Despite its flaws, McCabe’s formula forms a part of our scoring mechanism for SOA processes; it is a component of a larger measure we develop in the last section of this article. As a pre-requisite for that discussion, we now consider how to apply the McCabe score to processes developed in BPEL and in TIBCO’s BusinessWorks.

BPEL processes are mapped to McCabe’s directed graph form as follows:

  • A BPEL sequence maps easily to a line of nodes, such as fragment shown in the next figure, where the BPEL sequence of activities A, B, and C is drawn as three nodes—A, B, and C—with arrows from A to B and from B to C. A sequence does not add to the complexity of the process.

  • A BPEL pick, flow, or switch is represented as an N-ary decision in the following figure. The beginning and end points of the structure are designated by the nodes labeled Split and Join. For a pick, the branches are onMessage or onAlarm handlers. For a switch, the branches are case or otherwise structures. For a flow, the branches are the activities to be run in parallel (A, B, and C in the figure). (If the flow has inter-activity links, the links are represented as edges.) A pick, switch, or flow adds N-1 to the overall complexity.

  • A BPEL while activity is represented as a GOTO-style loop. The loop begins with a conditional check called Test (as shown in the following figure) and then branches either to A (to perform the while activity if the condition is true), or out of the loop to End. When A completes, it loops back to Test for another iteration. As it contains one binary decision, the while structure adds 1 to the complexity.
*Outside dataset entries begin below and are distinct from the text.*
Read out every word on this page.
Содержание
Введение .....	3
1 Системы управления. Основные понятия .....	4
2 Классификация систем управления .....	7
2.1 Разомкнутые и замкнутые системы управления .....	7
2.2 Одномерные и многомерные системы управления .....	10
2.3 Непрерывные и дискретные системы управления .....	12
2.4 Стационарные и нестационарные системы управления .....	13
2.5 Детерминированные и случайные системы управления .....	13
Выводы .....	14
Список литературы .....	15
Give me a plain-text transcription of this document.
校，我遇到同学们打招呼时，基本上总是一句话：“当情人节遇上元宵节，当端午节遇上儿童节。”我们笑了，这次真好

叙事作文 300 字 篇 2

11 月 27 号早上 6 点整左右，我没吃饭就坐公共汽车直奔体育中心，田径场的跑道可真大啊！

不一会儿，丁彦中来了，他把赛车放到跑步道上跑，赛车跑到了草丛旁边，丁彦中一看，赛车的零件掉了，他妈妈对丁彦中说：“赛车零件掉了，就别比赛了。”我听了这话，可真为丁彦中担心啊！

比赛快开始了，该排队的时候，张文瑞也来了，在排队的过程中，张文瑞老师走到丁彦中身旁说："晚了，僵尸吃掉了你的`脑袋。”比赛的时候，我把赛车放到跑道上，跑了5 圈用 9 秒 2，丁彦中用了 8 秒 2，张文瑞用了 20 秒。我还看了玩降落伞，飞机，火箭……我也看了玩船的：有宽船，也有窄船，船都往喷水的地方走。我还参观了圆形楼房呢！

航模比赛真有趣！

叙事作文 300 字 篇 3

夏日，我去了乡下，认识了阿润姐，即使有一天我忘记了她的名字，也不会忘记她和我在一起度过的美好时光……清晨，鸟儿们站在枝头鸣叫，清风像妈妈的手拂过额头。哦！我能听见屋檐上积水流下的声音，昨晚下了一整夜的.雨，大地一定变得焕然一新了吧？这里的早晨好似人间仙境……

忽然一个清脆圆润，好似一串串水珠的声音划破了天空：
  • Error handling is dicier. A single unnested scope with a single error handler and N basic activities (at any level within the scope) adds as much as N to the complexity, assuming each of those basic activities might encounter the error that the handler is meant to catch. The reason for this is that each basic activity must have a binary choice whether to continue down the happy path or route directly to the handler. The scope shown in process (a) in the following figure, contains activities A, B, and C in a sequence (Sc denotes the start of the scope, End its end), but each of these activities has an error path to the handler Error, thus adding 3 to the complexity. In cases with nested scopes and multiple handlers, things get more complicated. An example of this is shown in Process (b). The outer scope, bounded by Sc1 and End1, has two handlers: E11, which is accessible from activity A; and E12, accessible from E. The inner scope, bounded by Sc2 and End2, has its own two handlers, E21 and E22, both of which are accessible from the activities B and C. The E21 handler, in turn, can throw an exception to the outer handler E11. The complexity introduced by all of this is 7: one for the decision at A, one for the decision at E, one for the decision at E21, and two each for the decisions at B and C.